Spreading the Gospel Globally — Through Healthcare
Throughout the centuries, the Christian church has been involved in health care. Jesus healed the sick, showed compassion to the needy, and told us to go and do likewise.
The church created the phenomenon of hospitals. Even today, all over the world, many hospitals and many medical clinics in out of the way places do what they do because they were ultimately inspired by the love of Christ.
But what about those who want to serve as a medical missionary yet they have an unpaid student loan that helped train them to become a doctor, a nurse, a physical therapist?
MedSend out of Charlotte was founded in the early 1990s to help meet this need. Recently, on my radio show, I interviewed Rick Allen, the president and CEO of MedSend.
Allen told me, "In the mid-1980s, there was a recognition that several mission hospitals and clinics around the world were in danger of closing because a new generation of health-care providers was not coming to replace those that were of the World War II generation, who were looking to come home. So a study was made at the Billy Graham Center of Wheaton College, and what was uncovered was that it was educational debt...individuals felt called to missions, but they would take ten years or so and pay it off. Of course, life happens. You get the practice. You get the family. All the responsibilities. And they weren't going. They were hunkering down here in the U.S., and it was the debt that was the core issue."
So, as a project within the Christian Medical & Dental Association (CMDA), MedSend was born in 1992. MedSend has since spun off as its own organization.

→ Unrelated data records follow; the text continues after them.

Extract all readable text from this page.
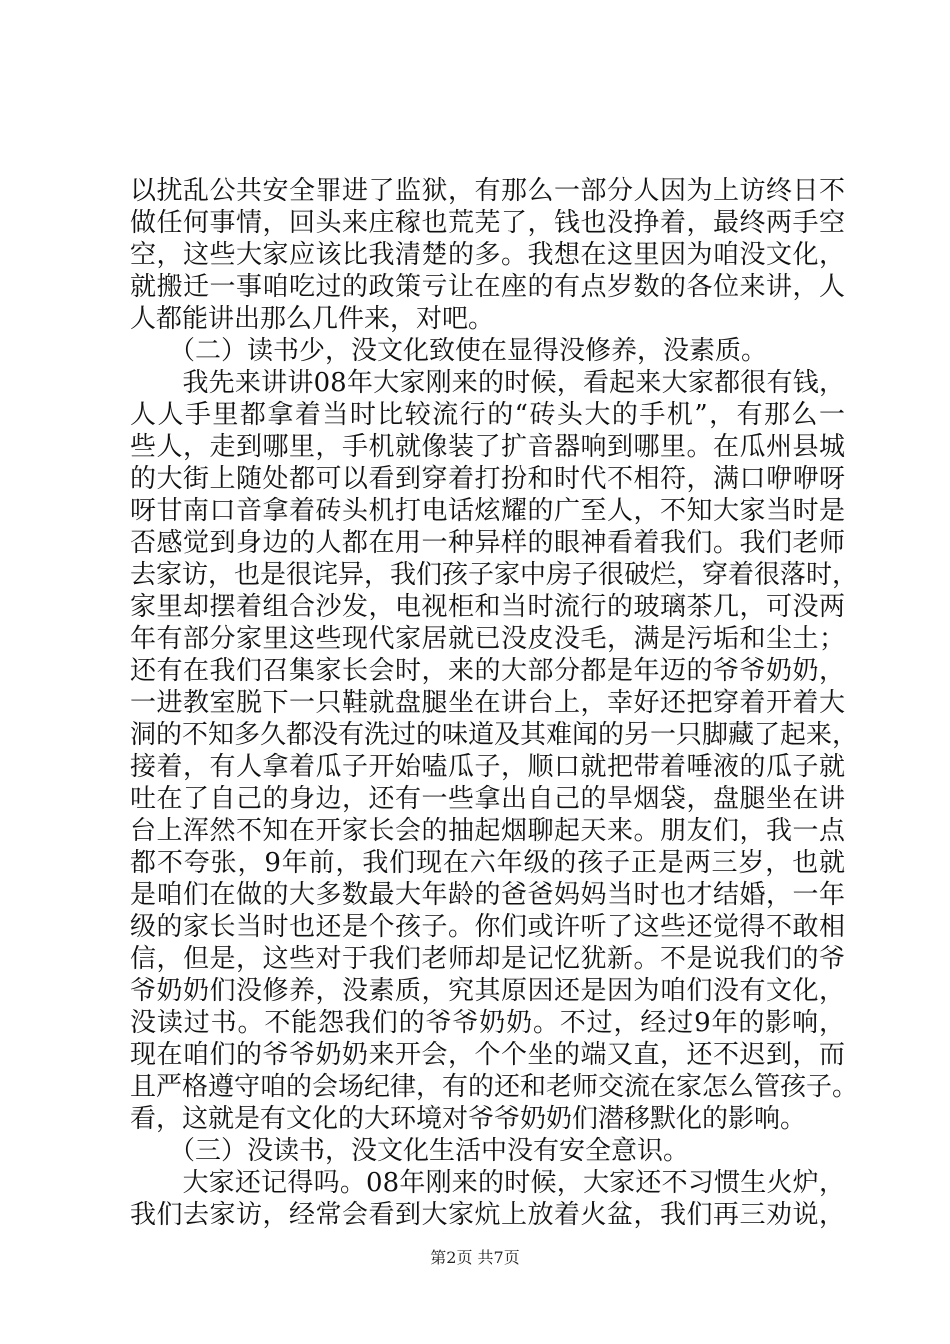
以扰乱公共安全罪进了监狱，有那么一部分人因为上访终日不
做任何事情，回头来庄稼也荒芜了，钱也没挣着，最终两手空
空，这些大家应该比我清楚的多。我想在这里因为咱没文化，
就搬迁一事咱吃过的政策亏让在座的有点岁数的各位来讲，人
人都能讲出那么几件来，对吧。
　　（二）读书少，没文化致使在显得没修养，没素质。
　　我先来讲讲08年大家刚来的时候，看起来大家都很有钱，
人人手里都拿着当时比较流行的“砖头大的手机”，有那么一
些人，走到哪里，手机就像装了扩音器响到哪里。在瓜州县城
的大街上随处都可以看到穿着打扮和时代不相符，满口咿咿呀
呀甘南口音拿着砖头机打电话炫耀的广至人，不知大家当时是
否感觉到身边的人都在用一种异样的眼神看着我们。我们老师
去家访，也是很诧异，我们孩子家中房子很破烂，穿着很落时，
家里却摆着组合沙发，电视柜和当时流行的玻璃茶几，可没两
年有部分家里这些现代家居就已没皮没毛，满是污垢和尘土；
还有在我们召集家长会时，来的大部分都是年迈的爷爷奶奶，
一进教室脱下一只鞋就盘腿坐在讲台上，幸好还把穿着开着大
洞的不知多久都没有洗过的味道及其难闻的另一只脚藏了起来，
接着，有人拿着瓜子开始嗑瓜子，顺口就把带着唾液的瓜子就
吐在了自己的身边，还有一些拿出自己的旱烟袋，盘腿坐在讲
台上浑然不知在开家长会的抽起烟聊起天来。朋友们，我一点
都不夸张，9年前，我们现在六年级的孩子正是两三岁，也就
是咱们在做的大多数最大年龄的爸爸妈妈当时也才结婚，一年
级的家长当时也还是个孩子。你们或许听了这些还觉得不敢相
信，但是，这些对于我们老师却是记忆犹新。不是说我们的爷
爷奶奶们没修养，没素质，究其原因还是因为咱们没有文化，
没读过书。不能怨我们的爷爷奶奶。不过，经过9年的影响，
现在咱们的爷爷奶奶来开会，个个坐的端又直，还不迟到，而
且严格遵守咱的会场纪律，有的还和老师交流在家怎么管孩子。
看，这就是有文化的大环境对爷爷奶奶们潜移默化的影响。
　　（三）没读书，没文化生活中没有安全意识。
　　大家还记得吗。08年刚来的时候，大家还不习惯生火炉，
我们去家访，经常会看到大家炕上放着火盆，我们再三劝说，
第2页 共7页
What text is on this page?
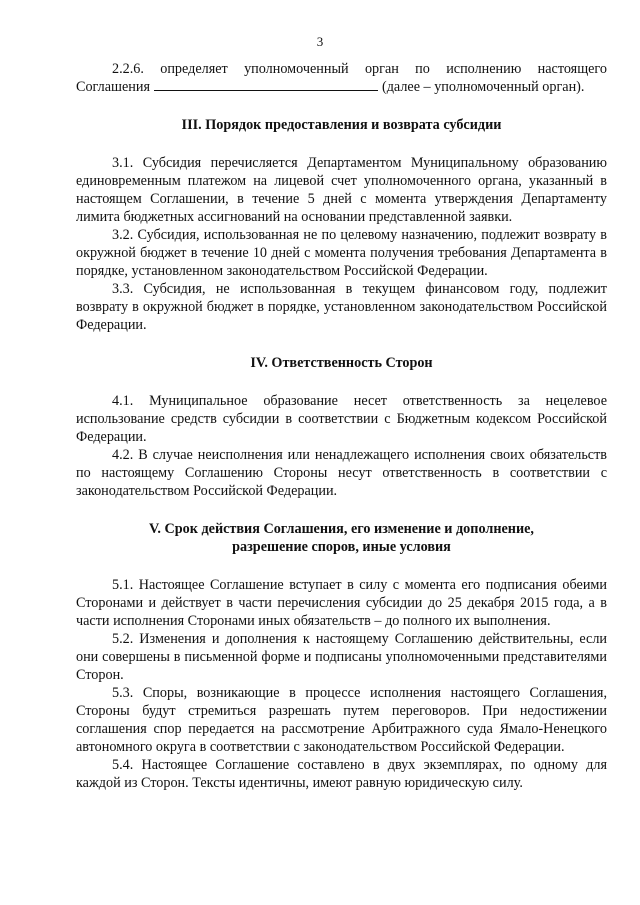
3

2.2.6. определяет уполномоченный орган по исполнению настоящего Соглашения	(далее – уполномоченный орган).

III. Порядок предоставления и возврата субсидии

3.1. Субсидия перечисляется Департаментом Муниципальному образованию единовременным платежом на лицевой счет уполномоченного органа, указанный в настоящем Соглашении, в течение 5 дней с момента утверждения Департаменту лимита бюджетных ассигнований на основании представленной заявки.

3.2. Субсидия, использованная не по целевому назначению, подлежит возврату в окружной бюджет в течение 10 дней с момента получения требования Департамента в порядке, установленном законодательством Российской Федерации.

3.3. Субсидия, не использованная в текущем финансовом году, подлежит возврату в окружной бюджет в порядке, установленном законодательством Российской Федерации.

IV. Ответственность Сторон

4.1. Муниципальное образование несет ответственность за нецелевое использование средств субсидии в соответствии с Бюджетным кодексом Российской Федерации.

4.2. В случае неисполнения или ненадлежащего исполнения своих обязательств по настоящему Соглашению Стороны несут ответственность в соответствии с законодательством Российской Федерации.

V. Срок действия Соглашения, его изменение и дополнение,
разрешение споров, иные условия

5.1. Настоящее Соглашение вступает в силу с момента его подписания обеими Сторонами и действует в части перечисления субсидии до 25 декабря 2015 года, а в части исполнения Сторонами иных обязательств – до полного их выполнения.

5.2. Изменения и дополнения к настоящему Соглашению действительны, если они совершены в письменной форме и подписаны уполномоченными представителями Сторон.

5.3. Споры, возникающие в процессе исполнения настоящего Соглашения, Стороны будут стремиться разрешать путем переговоров. При недостижении соглашения спор передается на рассмотрение Арбитражного суда Ямало-Ненецкого автономного округа в соответствии с законодательством Российской Федерации.

5.4. Настоящее Соглашение составлено в двух экземплярах, по одному для каждой из Сторон. Тексты идентичны, имеют равную юридическую силу.
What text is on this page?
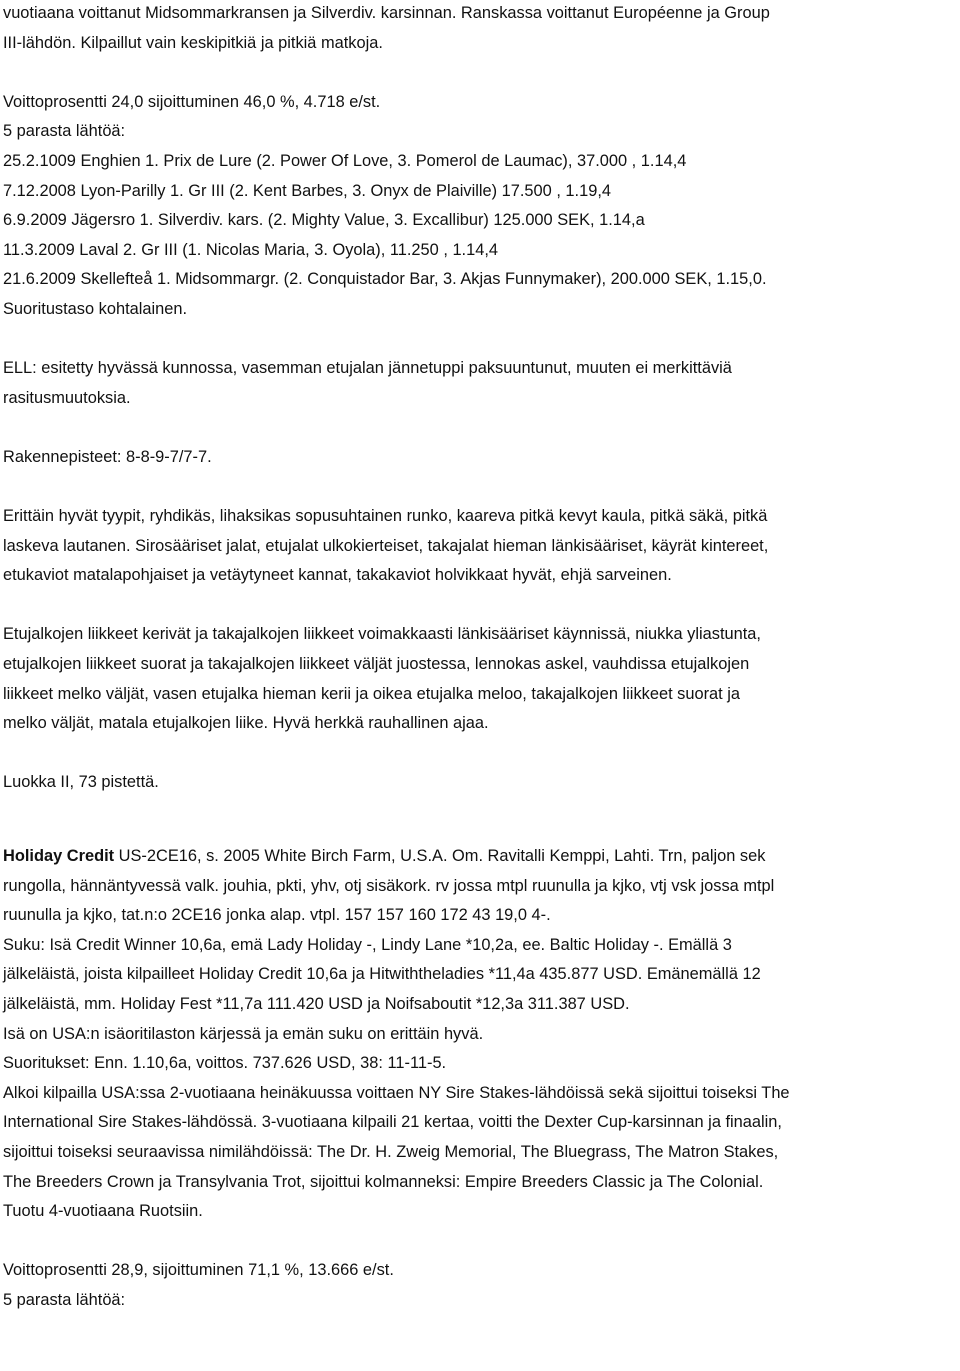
vuotiaana voittanut Midsommarkransen ja Silverdiv. karsinnan. Ranskassa voittanut Européenne ja Group
III-lähdön. Kilpaillut vain keskipitkiä ja pitkiä matkoja.
Voittoprosentti 24,0 sijoittuminen 46,0 %, 4.718 e/st.
5 parasta lähtöä:
25.2.1009 Enghien 1. Prix de Lure (2. Power Of Love, 3. Pomerol de Laumac), 37.000 , 1.14,4
7.12.2008 Lyon-Parilly 1. Gr III (2. Kent Barbes, 3. Onyx de Plaiville) 17.500 , 1.19,4
6.9.2009 Jägersro 1. Silverdiv. kars. (2. Mighty Value, 3. Excallibur) 125.000 SEK, 1.14,a
11.3.2009 Laval 2. Gr III (1. Nicolas Maria, 3. Oyola), 11.250 , 1.14,4
21.6.2009 Skellefteå 1. Midsommargr. (2. Conquistador Bar, 3. Akjas Funnymaker), 200.000 SEK, 1.15,0.
Suoritustaso kohtalainen.
ELL: esitetty hyvässä kunnossa, vasemman etujalan jännetuppi paksuuntunut, muuten ei merkittäviä
rasitusmuutoksia.
Rakennepisteet: 8-8-9-7/7-7.
Erittäin hyvät tyypit, ryhdikäs, lihaksikas sopusuhtainen runko, kaareva pitkä kevyt kaula, pitkä säkä, pitkä
laskeva lautanen. Sirosääriset jalat, etujalat ulkokierteiset, takajalat hieman länkisääriset, käyrät kintereet,
etukaviot matalapohjaiset ja vetäytyneet kannat, takakaviot holvikkaat hyvät, ehjä sarveinen.
Etujalkojen liikkeet kerivät ja takajalkojen liikkeet voimakkaasti länkisääriset käynnissä, niukka yliastunta,
etujalkojen liikkeet suorat ja takajalkojen liikkeet väljät juostessa, lennokas askel, vauhdissa etujalkojen
liikkeet melko väljät, vasen etujalka hieman kerii ja oikea etujalka meloo, takajalkojen liikkeet suorat ja
melko väljät, matala etujalkojen liike. Hyvä herkkä rauhallinen ajaa.
Luokka II, 73 pistettä.
Holiday Credit US-2CE16, s. 2005 White Birch Farm, U.S.A. Om. Ravitalli Kemppi, Lahti. Trn, paljon sek
rungolla, hännäntyvessä valk. jouhia, pkti, yhv, otj sisäkork. rv jossa mtpl ruunulla ja kjko, vtj vsk jossa mtpl
ruunulla ja kjko, tat.n:o 2CE16 jonka alap. vtpl. 157 157 160 172 43 19,0 4-.
Suku: Isä Credit Winner 10,6a, emä Lady Holiday -, Lindy Lane *10,2a, ee. Baltic Holiday -. Emällä 3
jälkeläistä, joista kilpailleet Holiday Credit 10,6a ja Hitwiththeladies *11,4a 435.877 USD. Emänemällä 12
jälkeläistä, mm. Holiday Fest *11,7a 111.420 USD ja Noifsaboutit *12,3a 311.387 USD.
Isä on USA:n isäoritilaston kärjessä ja emän suku on erittäin hyvä.
Suoritukset: Enn. 1.10,6a, voittos. 737.626 USD, 38: 11-11-5.
Alkoi kilpailla USA:ssa 2-vuotiaana heinäkuussa voittaen NY Sire Stakes-lähdöissä sekä sijoittui toiseksi The
International Sire Stakes-lähdössä. 3-vuotiaana kilpaili 21 kertaa, voitti the Dexter Cup-karsinnan ja finaalin,
sijoittui toiseksi seuraavissa nimilähdöissä: The Dr. H. Zweig Memorial, The Bluegrass, The Matron Stakes,
The Breeders Crown ja Transylvania Trot, sijoittui kolmanneksi: Empire Breeders Classic ja The Colonial.
Tuotu 4-vuotiaana Ruotsiin.
Voittoprosentti 28,9, sijoittuminen 71,1 %, 13.666 e/st.
5 parasta lähtöä:
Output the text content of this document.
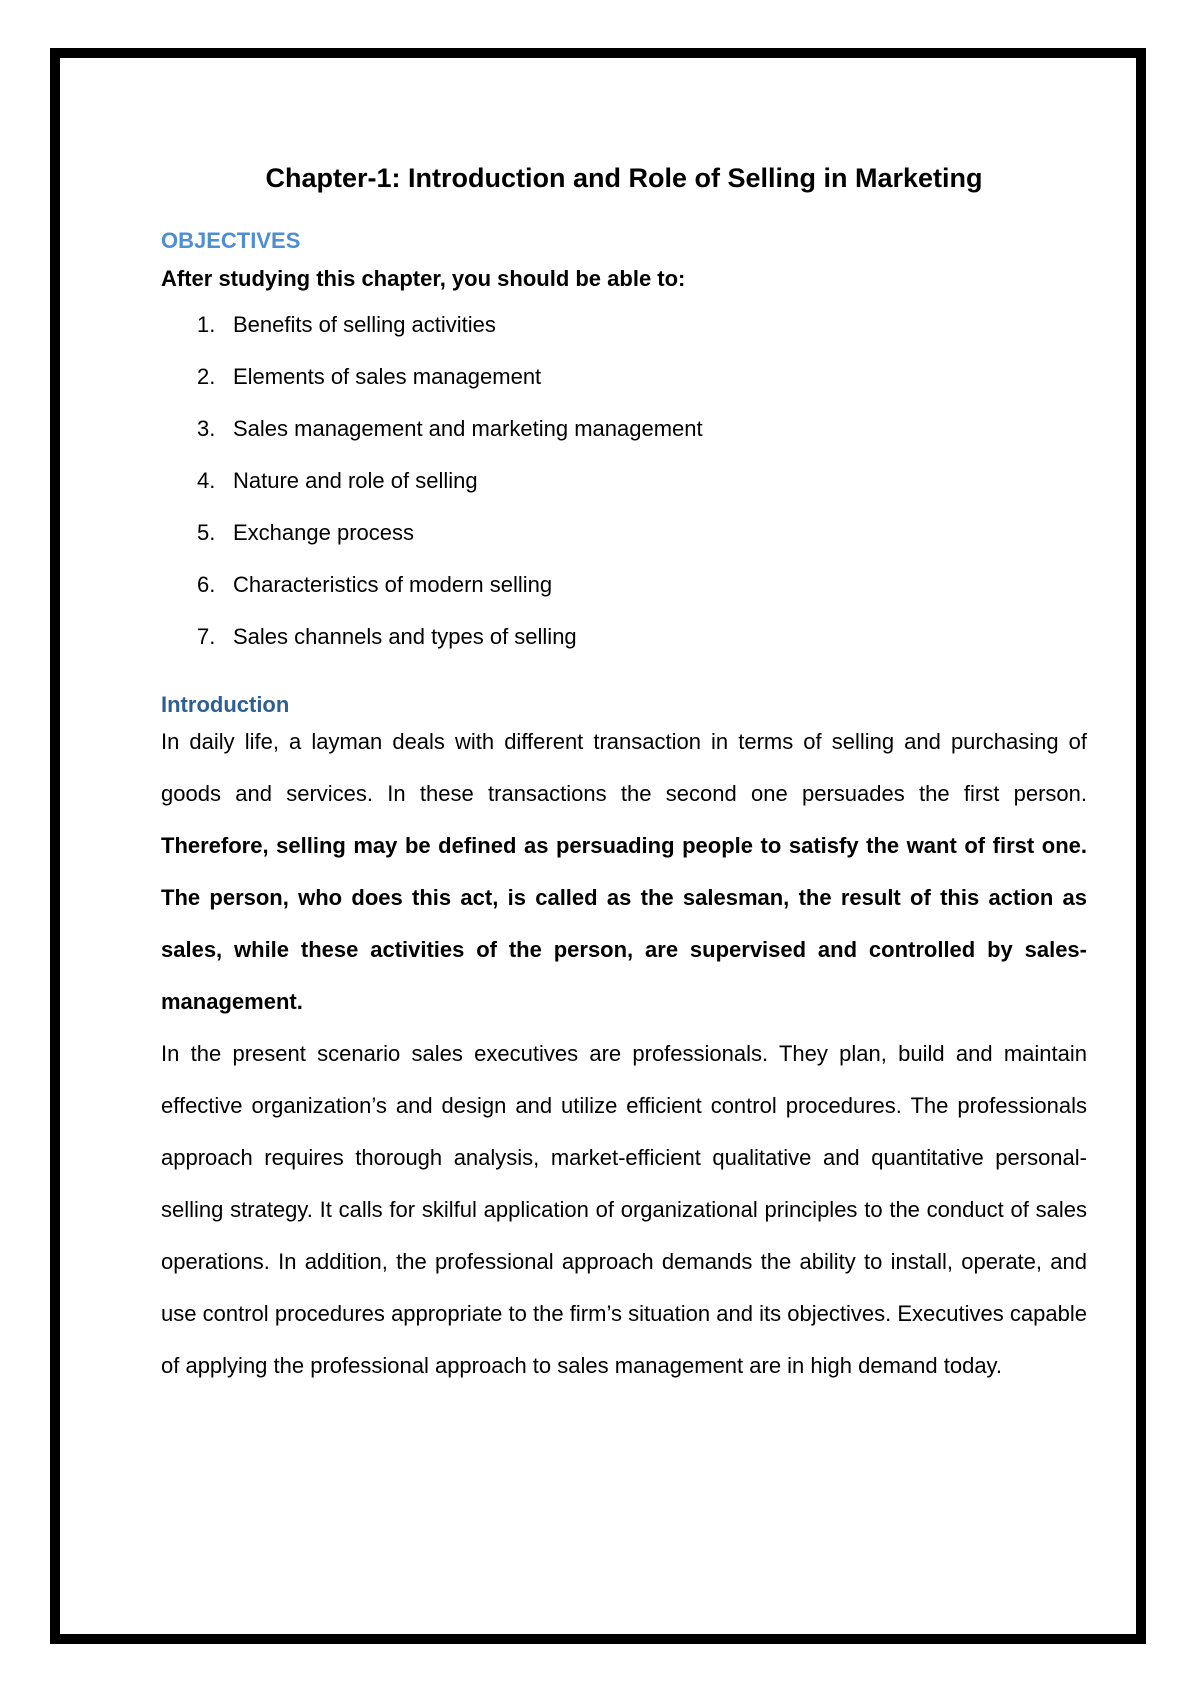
Chapter-1: Introduction and Role of Selling in Marketing
OBJECTIVES
After studying this chapter, you should be able to:
1. Benefits of selling activities
2. Elements of sales management
3. Sales management and marketing management
4. Nature and role of selling
5. Exchange process
6. Characteristics of modern selling
7. Sales channels and types of selling
Introduction

In daily life, a layman deals with different transaction in terms of selling and purchasing of goods and services. In these transactions the second one persuades the first person. Therefore, selling may be defined as persuading people to satisfy the want of first one. The person, who does this act, is called as the salesman, the result of this action as sales, while these activities of the person, are supervised and controlled by sales-management.

In the present scenario sales executives are professionals. They plan, build and maintain effective organization’s and design and utilize efficient control procedures. The professionals approach requires thorough analysis, market-efficient qualitative and quantitative personal-selling strategy. It calls for skilful application of organizational principles to the conduct of sales operations. In addition, the professional approach demands the ability to install, operate, and use control procedures appropriate to the firm’s situation and its objectives. Executives capable of applying the professional approach to sales management are in high demand today.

Rick Allen says they have been able to free up over 650 healthcare professionals to serve in the field. The former students are carefully screened to make sure they practiced good stewardship in their loans and expenses. The candidate makes a commitment to the mission field for at least two years, and during that time their loan payments are picked up by MedSend.
Allen says they are currently supporting about 200 healthcare professionals across the globe, including those working in urban settings in the U.S. Of those helped by MedSend, 50% are doctors, 25% are nurses, and 25% are other health-related personnel.
Because of MedSend, active Christians who could not have afforded to go otherwise are able to serve effectively. Among them:
•A physical therapist in the Middle East comments, "I am so thankful that MedSend allows me to be sharing Jesus, working among the poor and refugees and seeing more Muslims come to Jesus than ever before!"
•One nurse who is able to serve in Guatemala because of MedSend says, "I serve at a clinic in one of the communities surrounding one of the largest garbage dumps in Central America. Many patients carry heavy burdens when they enter our clinic. There is no medicine that will help them, except for the love of Jesus."
•A MedSend doctor in Uganda writes: "Surgeries are challenging, as the hospital frequently runs out of supplies like sterile linens, scalpels, sutures and antibiotics....With limited lab tests and medications, there are few options for diagnosis and treatment. Despite these challenges, I love the ministry."
Dr. David Stevens is the current CEO of the CMDA, the organization that helped give birth to MedSend about 25 years ago.
I've interviewed Dr. Stevens on a few occasions. He told me, "We need to be on the front lines as Christians health care professionals, giving of our skills to the poor as we have done for centuries through the church....God can use us to be examples, to make a difference in these people's lives---'they will know we are Christians by our love.'"
Commenting on MedSend, Stevens observes, "Healthcare missions is the key to penetrating difficult-to-access countries and completing the Great Commission. The greatest barrier for those desiring to serve is educational debt. MedSend has eliminated it---enabling hundreds of missionaries to bring health and the Gospel around the world. They are fueling a renaissance in medical missions!"
Despite all the opposition in some quarters of this world to Christian missions, Allen notes, "Even where other forms of Christian witness are not welcome, a healthcare professional, frankly acting as a tentmaker, if you will, is still welcome. So at this point, they're welcomed to every country in the world except one." (That would be North Korea).
He adds, "As the world becomes more difficult and dangerous, as well as closed to Christian witness, healthcare still is a leading edge in global missions today." It's good to see that they have found a creative way to help get those on the mission field who want to serve, while addressing their debts that stood in the way.